Une page de l’Histoire se tourne. Rudolf Brazda s’est éteint mercredi en Alsace, à l’âge de 98 ans. Il était le dernier survivant des "Triangles roses", persécutés par les nazis. Le crime de ces quelque 10.000 déportés : ils étaient homosexuels. Rudolf Brazda avait survécu à 32 mois passés au camp de concentration de Buchenwald, au centre de l’Allemagne.
Ceux qui l’ont côtoyé à la maison de retraite de Bantzenheim, dans le Haut-Rhin, où il est décédé, décrivent un homme secret, discret mais attachant. Né en 1913 en Saxe dans une famille tchèque, il voit son homosexualité comme une "disposition naturelle". Ce qui lui vaut des problèmes dès 1937, quand il est condamné à six mois de prison pour "débauche entre hommes". Expulsé d’Allemagne, il part ensuite en Tchécoslovaquie.
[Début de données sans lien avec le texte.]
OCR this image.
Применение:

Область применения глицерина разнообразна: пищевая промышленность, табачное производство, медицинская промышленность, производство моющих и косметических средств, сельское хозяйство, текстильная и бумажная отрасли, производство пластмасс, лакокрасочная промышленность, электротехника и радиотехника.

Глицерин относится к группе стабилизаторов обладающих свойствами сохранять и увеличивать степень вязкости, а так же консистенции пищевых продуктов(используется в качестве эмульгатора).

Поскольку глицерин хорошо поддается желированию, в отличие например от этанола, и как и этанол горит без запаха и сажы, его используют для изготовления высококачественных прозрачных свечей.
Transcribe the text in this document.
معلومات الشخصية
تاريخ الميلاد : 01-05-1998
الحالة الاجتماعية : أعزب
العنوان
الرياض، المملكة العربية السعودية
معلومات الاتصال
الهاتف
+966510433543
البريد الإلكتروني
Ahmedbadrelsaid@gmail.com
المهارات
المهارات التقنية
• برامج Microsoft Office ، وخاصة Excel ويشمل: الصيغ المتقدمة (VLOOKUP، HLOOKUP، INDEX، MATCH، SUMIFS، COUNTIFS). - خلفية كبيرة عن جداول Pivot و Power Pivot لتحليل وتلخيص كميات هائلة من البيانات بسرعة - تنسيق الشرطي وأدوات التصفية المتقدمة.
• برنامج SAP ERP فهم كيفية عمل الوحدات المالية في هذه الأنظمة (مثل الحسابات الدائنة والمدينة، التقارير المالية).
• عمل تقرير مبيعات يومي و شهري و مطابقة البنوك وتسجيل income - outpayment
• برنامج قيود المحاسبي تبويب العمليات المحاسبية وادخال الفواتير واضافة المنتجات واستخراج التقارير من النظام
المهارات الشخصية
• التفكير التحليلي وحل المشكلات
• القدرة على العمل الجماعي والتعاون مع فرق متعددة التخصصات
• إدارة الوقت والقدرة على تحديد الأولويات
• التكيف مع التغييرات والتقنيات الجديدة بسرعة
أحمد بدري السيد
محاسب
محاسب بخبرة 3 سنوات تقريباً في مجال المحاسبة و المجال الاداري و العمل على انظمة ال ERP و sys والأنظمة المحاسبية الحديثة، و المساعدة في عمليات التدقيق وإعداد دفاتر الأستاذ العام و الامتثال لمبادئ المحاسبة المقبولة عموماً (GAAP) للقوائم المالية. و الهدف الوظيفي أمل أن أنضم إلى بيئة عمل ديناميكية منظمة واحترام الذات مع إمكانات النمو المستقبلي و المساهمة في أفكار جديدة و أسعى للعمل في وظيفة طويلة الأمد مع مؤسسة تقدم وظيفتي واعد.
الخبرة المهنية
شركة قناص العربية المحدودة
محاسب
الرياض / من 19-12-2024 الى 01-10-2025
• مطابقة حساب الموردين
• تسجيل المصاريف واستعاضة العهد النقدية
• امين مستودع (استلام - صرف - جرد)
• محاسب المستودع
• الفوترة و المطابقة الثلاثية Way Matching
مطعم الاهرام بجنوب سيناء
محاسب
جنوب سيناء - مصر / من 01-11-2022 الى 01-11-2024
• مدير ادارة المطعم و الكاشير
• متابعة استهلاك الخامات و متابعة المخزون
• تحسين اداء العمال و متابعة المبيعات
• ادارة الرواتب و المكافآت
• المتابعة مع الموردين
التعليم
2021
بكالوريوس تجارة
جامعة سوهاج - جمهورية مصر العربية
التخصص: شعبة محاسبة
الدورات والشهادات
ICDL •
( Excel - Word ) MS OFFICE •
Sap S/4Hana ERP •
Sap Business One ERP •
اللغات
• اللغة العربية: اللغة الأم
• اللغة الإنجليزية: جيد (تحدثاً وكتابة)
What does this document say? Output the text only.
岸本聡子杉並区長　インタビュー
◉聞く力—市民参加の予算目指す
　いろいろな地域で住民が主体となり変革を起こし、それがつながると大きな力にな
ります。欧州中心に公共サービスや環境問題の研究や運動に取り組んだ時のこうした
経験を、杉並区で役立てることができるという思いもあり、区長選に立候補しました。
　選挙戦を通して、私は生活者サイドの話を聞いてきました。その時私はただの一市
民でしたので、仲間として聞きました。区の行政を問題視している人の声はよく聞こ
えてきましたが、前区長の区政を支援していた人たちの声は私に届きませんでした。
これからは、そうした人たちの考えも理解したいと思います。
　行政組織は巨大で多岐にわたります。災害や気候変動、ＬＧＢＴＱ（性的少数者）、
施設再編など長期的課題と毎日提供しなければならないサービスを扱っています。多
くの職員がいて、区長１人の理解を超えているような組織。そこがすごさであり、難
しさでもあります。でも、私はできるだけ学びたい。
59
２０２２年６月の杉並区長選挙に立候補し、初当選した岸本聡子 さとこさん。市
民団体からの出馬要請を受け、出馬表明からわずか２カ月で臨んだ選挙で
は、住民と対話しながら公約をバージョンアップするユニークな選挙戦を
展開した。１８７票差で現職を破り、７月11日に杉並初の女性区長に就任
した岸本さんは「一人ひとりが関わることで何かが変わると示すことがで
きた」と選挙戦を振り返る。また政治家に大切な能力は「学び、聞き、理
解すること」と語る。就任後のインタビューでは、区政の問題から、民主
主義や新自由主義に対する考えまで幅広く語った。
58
Il est alors condamné une seconde fois pour le même motif, à quatorze mois de détention.
Aidé par un kapo
Une fois sa peine purgée, il est déporté. Rudolf Brazda est en effet considéré comme un récidiviste. Il arrive à Buchenwald le 8 août 1942 et n’en sort qu’à la libération du camp par les Américains en avril 1945. 32 mois durant lesquels il est témoin des sévices endurés par les détenus.
Sa survie, il la doit à "un peu plus de chance que les autres". Et à un kapo qui le cache dans la porcherie au moment des marches forcées lors de l’évacuation du camp par les SS en avril 1945, selon l’association les « Oublié-e-s » de la Mémoire. Libéré, il décide de ne pas retourner en Allemagne et s’installe en Alsace. Le drame des déportés pour homosexualité reste méconnu jusqu’aux années 80. Rudolf Brazda, lui, ne dévoile pas le motif de sa déportation.
Chevalier de la Légion d’honneur
Il ne sort du silence qu’en 2008, quand l’Allemagne, qui inaugure un monument en hommage aux Triangles roses, explique qu’il ne reste plus aucun témoin vivant du drame. Il est alors invité à Berlin, où il dépose une fleur au pied du mémorial en présence du maire de la ville. En 2010, il publie un livre relatant son expérience, Itinéraire d’un Triangle rose. Il participe également à des interventions dans les établissements scolaires.
En avril, l’ancien déporté est fait Chevalier de la Légion d’honneur. Quatre mois plus tard, il s’est éteint "paisiblement" dans son sommeil. Ses obsèques auront lieu lundi à Mulhouse. Conformément à son souhait, ses cendres seront déposées auprès de celles de son compagnon, décédé en 2003.